Not only do men get paid more in general, but their compensation is usually structured such that they get paid much more than executive women do when their company does well. On top of that—and this is where it gets frightening—the researchers find that female executive pay tends to get docked more when a company does poorly.
"So, roughly, it's heads men win, tails women lose," says Matt Levine.
This is how the authors of the paper explain the problem:
First, female executives receive a lower share of incentive pay in total compensation relative to males. This difference accounts for 93% of the gender differences in total flow compensation. Second, the compensation of female executives displays a lower pay-performance sensitivity relative to males. A $1 million dollar increase in firm value generates a $17,150 increase in firm specific wealth for male executives and a $1,670 increase for females. Third, female executives’ pay is more exposed to bad firm performance and less exposed to good firm performance than for males. A 1% increase in firm value generates a 13% rise in firm specific wealth for female executives, and a 44% rise for male executives, while a 1% decline in firm value generates a 63% decline in firm specific wealth for female executives and only a 33% decline for male executives.

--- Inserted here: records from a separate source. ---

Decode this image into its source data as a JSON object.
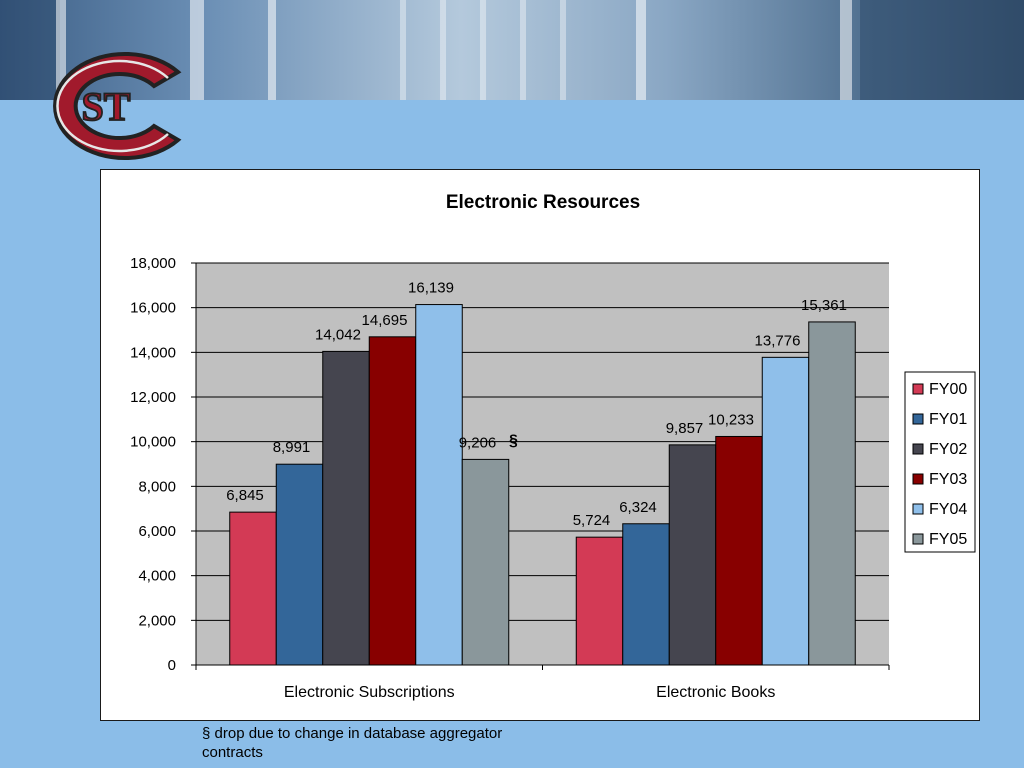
{
  "colors": {
    "background": "#8bbde8",
    "plot_area": "#c0c0c0",
    "logo_red": "#a11a2c"
  },
  "logo": {
    "text": "ST"
  },
  "chart_data": {
    "type": "bar",
    "title": "Electronic Resources",
    "categories": [
      "Electronic Subscriptions",
      "Electronic Books"
    ],
    "series": [
      {
        "name": "FY00",
        "color": "#d33a55",
        "values": [
          6845,
          5724
        ]
      },
      {
        "name": "FY01",
        "color": "#336699",
        "values": [
          8991,
          6324
        ]
      },
      {
        "name": "FY02",
        "color": "#45454f",
        "values": [
          14042,
          9857
        ]
      },
      {
        "name": "FY03",
        "color": "#880000",
        "values": [
          14695,
          10233
        ]
      },
      {
        "name": "FY04",
        "color": "#8fbfea",
        "values": [
          16139,
          13776
        ]
      },
      {
        "name": "FY05",
        "color": "#8a979b",
        "values": [
          9206,
          15361
        ]
      }
    ],
    "data_labels": [
      [
        "6,845",
        "5,724"
      ],
      [
        "8,991",
        "6,324"
      ],
      [
        "14,042",
        "9,857"
      ],
      [
        "14,695",
        "10,233"
      ],
      [
        "16,139",
        "13,776"
      ],
      [
        "9,206",
        "15,361"
      ]
    ],
    "ylim": [
      0,
      18000
    ],
    "yticks": [
      0,
      2000,
      4000,
      6000,
      8000,
      10000,
      12000,
      14000,
      16000,
      18000
    ],
    "ytick_labels": [
      "0",
      "2,000",
      "4,000",
      "6,000",
      "8,000",
      "10,000",
      "12,000",
      "14,000",
      "16,000",
      "18,000"
    ],
    "grid": true,
    "legend": "right",
    "annotation": {
      "text": "§",
      "series": "FY05",
      "category": "Electronic Subscriptions"
    }
  },
  "footnote": "§ drop due to change in database aggregator contracts"
}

The authors control for the fact that women are generally younger, and therefore less senior with lower pay. They also look at whether it's just because women are more risk averse and tend to spend fewer hours at work than their male counterparts. They find that those aren't satisfactory explanations for the huge gaps (not to mention the fact that at the executive level, the difference in hours worked between genders is much lower than in the general population).

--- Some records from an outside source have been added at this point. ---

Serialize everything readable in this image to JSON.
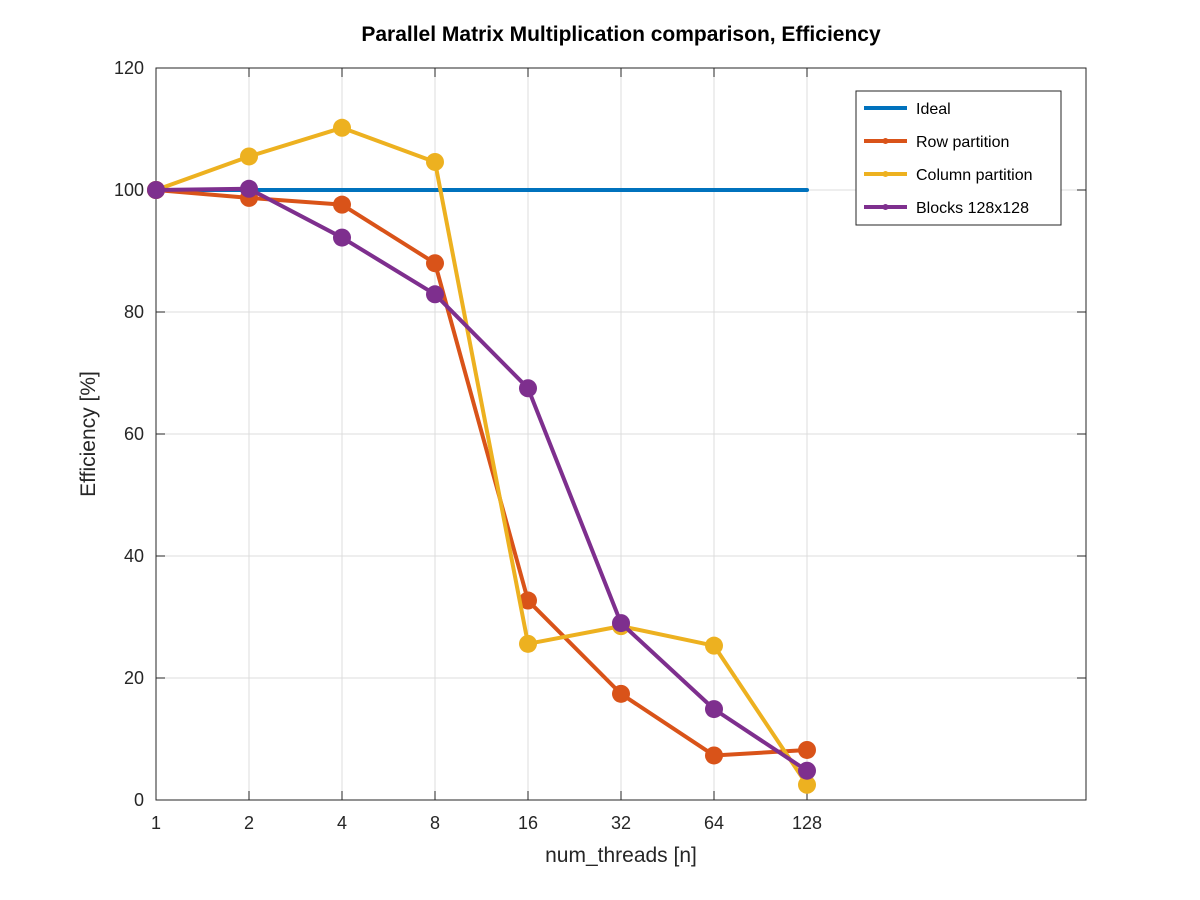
{
  "chart_data": {
    "type": "line",
    "title": "Parallel Matrix Multiplication comparison, Efficiency",
    "xlabel": "num_threads [n]",
    "ylabel": "Efficiency [%]",
    "x_scale": "log2",
    "x": [
      1,
      2,
      4,
      8,
      16,
      32,
      64,
      128
    ],
    "x_tick_labels": [
      "1",
      "2",
      "4",
      "8",
      "16",
      "32",
      "64",
      "128"
    ],
    "xlim": [
      1,
      1024
    ],
    "ylim": [
      0,
      120
    ],
    "y_ticks": [
      0,
      20,
      40,
      60,
      80,
      100,
      120
    ],
    "grid": true,
    "legend_position": "top-right",
    "series": [
      {
        "name": "Ideal",
        "color": "#0072BD",
        "markers": false,
        "values": [
          100,
          100,
          100,
          100,
          100,
          100,
          100,
          100
        ]
      },
      {
        "name": "Row partition",
        "color": "#D95319",
        "markers": true,
        "values": [
          100,
          98.7,
          97.6,
          88,
          32.7,
          17.4,
          7.3,
          8.2
        ]
      },
      {
        "name": "Column partition",
        "color": "#EDB120",
        "markers": true,
        "values": [
          100,
          105.5,
          110.2,
          104.6,
          25.6,
          28.5,
          25.3,
          2.5
        ]
      },
      {
        "name": "Blocks 128x128",
        "color": "#7E2F8E",
        "markers": true,
        "values": [
          100,
          100.2,
          92.2,
          82.9,
          67.5,
          29,
          14.9,
          4.8
        ]
      }
    ]
  }
}
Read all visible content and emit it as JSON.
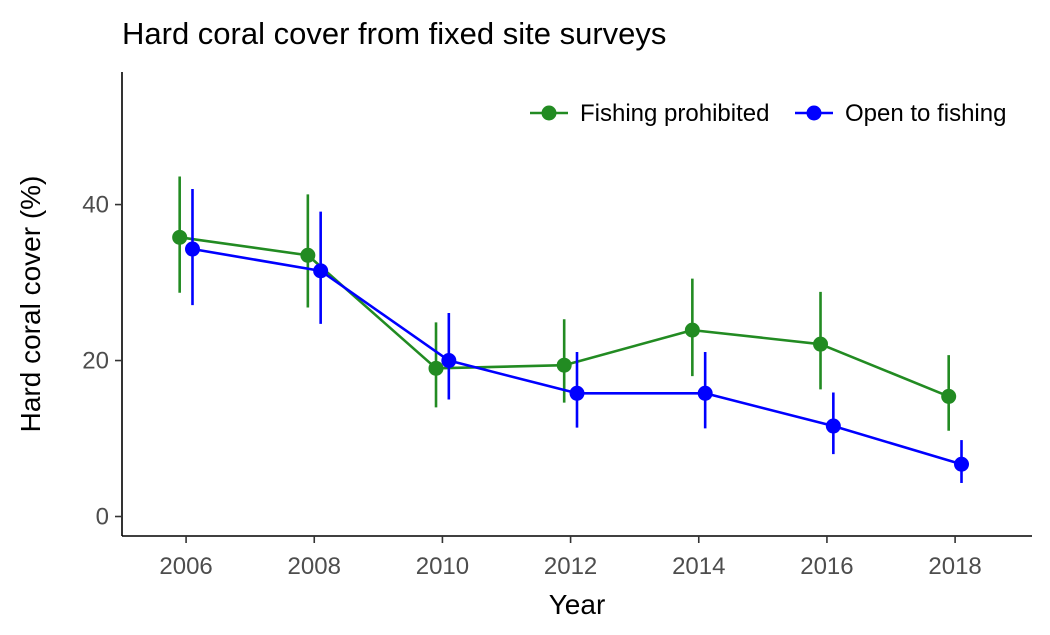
{
  "chart_data": {
    "type": "line",
    "title": "Hard coral cover from fixed site surveys",
    "xlabel": "Year",
    "ylabel": "Hard coral cover (%)",
    "xlim": [
      2005,
      2019.2
    ],
    "ylim": [
      -2.5,
      57
    ],
    "x_ticks": [
      "2006",
      "2008",
      "2010",
      "2012",
      "2014",
      "2016",
      "2018"
    ],
    "y_ticks": [
      "0",
      "20",
      "40"
    ],
    "legend_position": "top-right",
    "grid": false,
    "series": [
      {
        "name": "Fishing prohibited",
        "color": "#228B22",
        "dodge": -0.1,
        "x": [
          2006,
          2008,
          2010,
          2012,
          2014,
          2016,
          2018
        ],
        "y": [
          35.8,
          33.5,
          19.0,
          19.4,
          23.9,
          22.1,
          15.4
        ],
        "err_low": [
          28.7,
          26.8,
          14.0,
          14.6,
          18.0,
          16.3,
          11.0
        ],
        "err_high": [
          43.6,
          41.3,
          24.9,
          25.3,
          30.5,
          28.8,
          20.7
        ]
      },
      {
        "name": "Open to fishing",
        "color": "#0000FF",
        "dodge": 0.1,
        "x": [
          2006,
          2008,
          2010,
          2012,
          2014,
          2016,
          2018
        ],
        "y": [
          34.3,
          31.5,
          20.0,
          15.8,
          15.8,
          11.6,
          6.7
        ],
        "err_low": [
          27.1,
          24.7,
          15.0,
          11.4,
          11.3,
          8.0,
          4.3
        ],
        "err_high": [
          42.0,
          39.1,
          26.1,
          21.1,
          21.1,
          15.9,
          9.8
        ]
      }
    ]
  }
}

The authors think that a lot of this disparity can be explained by informal networks, which men have access to to a greater degree than women. Men, they say, are more "entrenched," which gives them greater bargaining power when negotiating a contract.

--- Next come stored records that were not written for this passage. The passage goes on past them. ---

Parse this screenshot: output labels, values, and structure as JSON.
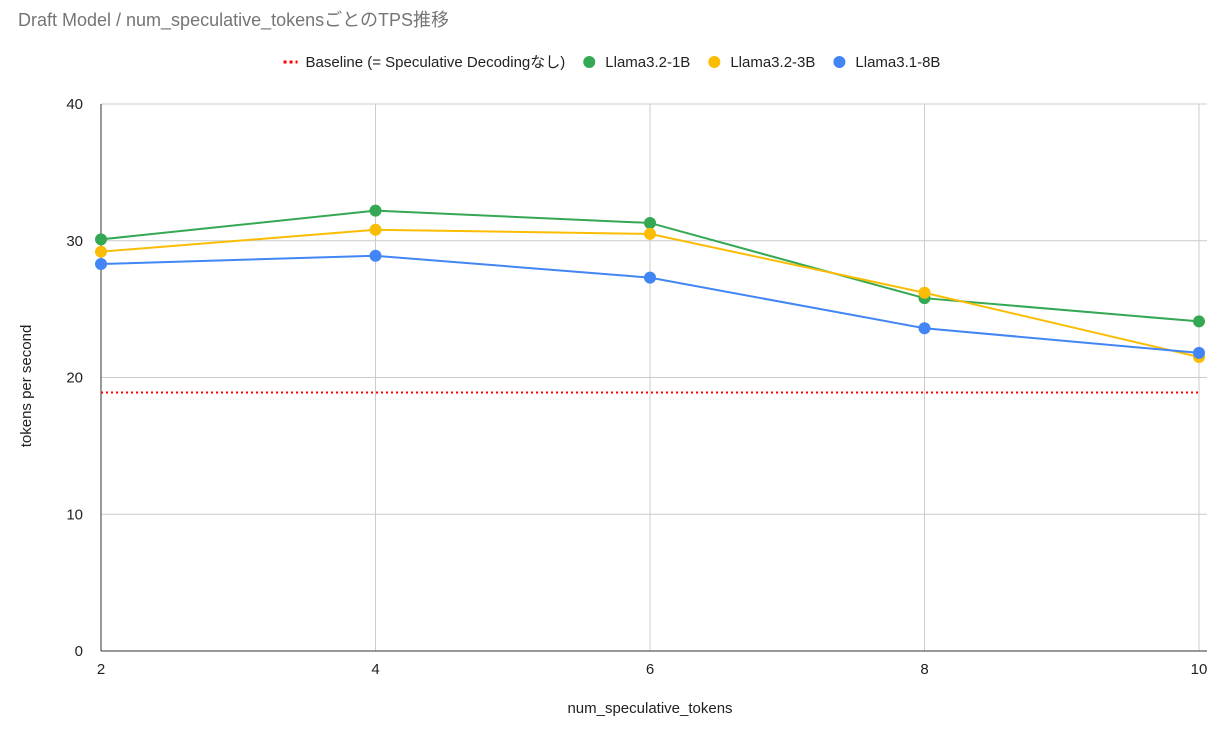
{
  "chart_data": {
    "type": "line",
    "title": "Draft Model / num_speculative_tokensごとのTPS推移",
    "xlabel": "num_speculative_tokens",
    "ylabel": "tokens per second",
    "x": [
      2,
      4,
      6,
      8,
      10
    ],
    "xticks": [
      "2",
      "4",
      "6",
      "8",
      "10"
    ],
    "xlim": [
      2,
      10
    ],
    "ylim": [
      0,
      40
    ],
    "yticks": [
      "0",
      "10",
      "20",
      "30",
      "40"
    ],
    "grid": true,
    "legend_position": "top",
    "baseline": {
      "name": "Baseline (= Speculative Decodingなし)",
      "value": 18.9,
      "color": "#ff0000",
      "style": "dotted"
    },
    "series": [
      {
        "name": "Llama3.2-1B",
        "color": "#34a853",
        "values": [
          30.1,
          32.2,
          31.3,
          25.8,
          24.1
        ]
      },
      {
        "name": "Llama3.2-3B",
        "color": "#fbbc04",
        "values": [
          29.2,
          30.8,
          30.5,
          26.2,
          21.5
        ]
      },
      {
        "name": "Llama3.1-8B",
        "color": "#4285f4",
        "values": [
          28.3,
          28.9,
          27.3,
          23.6,
          21.8
        ]
      }
    ]
  }
}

The only way to solve this, really, is to increase transparency in pay within an organization. One of the authors of the paper, Stefania Albanesi, told Bloomberg that "increasing transparency in general in an organization but specifically with how your pay is set relative to others in similar positions is going to be helpful."
This is especially true as people further down the ladder start to get performance-based pay, which has become more popular in recent years. "Our analysis suggest that performance pay schemes should be held to closer scrutiny and raises a note of concern for the standing of professional women in the labor market as incentive pay becomes more prevalent," the authors write.
Leaning in still doesn't necessarily get women into the old boys' network—and it seems like the easiest way to make pay fair is to recognize that and structure organizations accordingly.